Personal information
- Full name: Ayce Cordy
- Born: 6 August 1990 (age 35)
- Original team: Geelong Falcons (TAC Cup)
- Draft: No. 14 (F/S), 2008 National Draft
- Height: 204 cm (6 ft 8 in)
- Weight: 99 kg (218 lb)
- Position: Ruckman

Playing career^{1}
- Years: Club / Games (Goals)
- 2009–2015: Western Bulldogs / 27 (15)
- ^{1} Playing statistics correct to the end of 2015.

= Ayce Cordy =

Australian rules footballer

Ayce Cordy (born 6 August 1990) is an Australian rules footballer who played for the Western Bulldogs in the Australian Football League (AFL). The Bulldogs used their first-round selection, 14th overall, to secure Cordy after bid their first-round selection (pick 13) for him. Cordy's father, Brian, played 124 games for the Bulldogs in the 1980s. His brother, Zaine, played in the Western Bulldogs' 2016 AFL premiership team.
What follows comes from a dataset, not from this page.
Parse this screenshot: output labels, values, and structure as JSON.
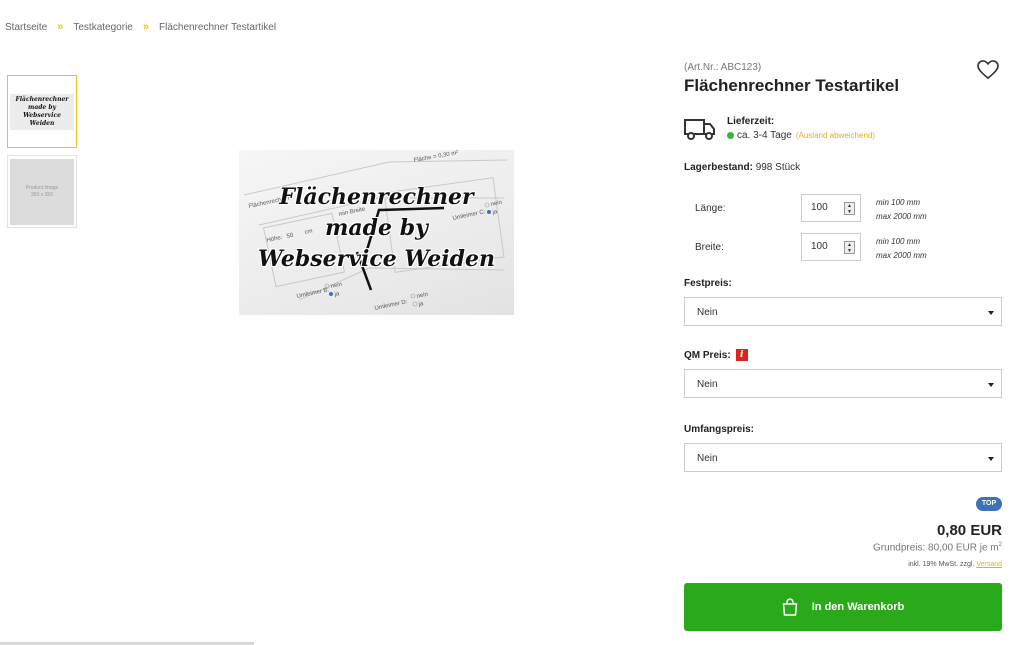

Playing 27 games for the Western Bulldogs, Cordy was delisted at the end of the 2015 season.

Cordy crossed to Williamstown in the VFL after being delisted, although he had already played for Williamstown from 2009–13 while on the Western Bulldogs list as part of the alignment between the two clubs. He played for Williamstown in 2016–2017 before transferring to Melbourne University in 2018. Cordy played a total of 75 games and kicked 81 goals for Williamstown.

As of 2026, Cordy works as Head of Vegetation Management for Powercor Australia.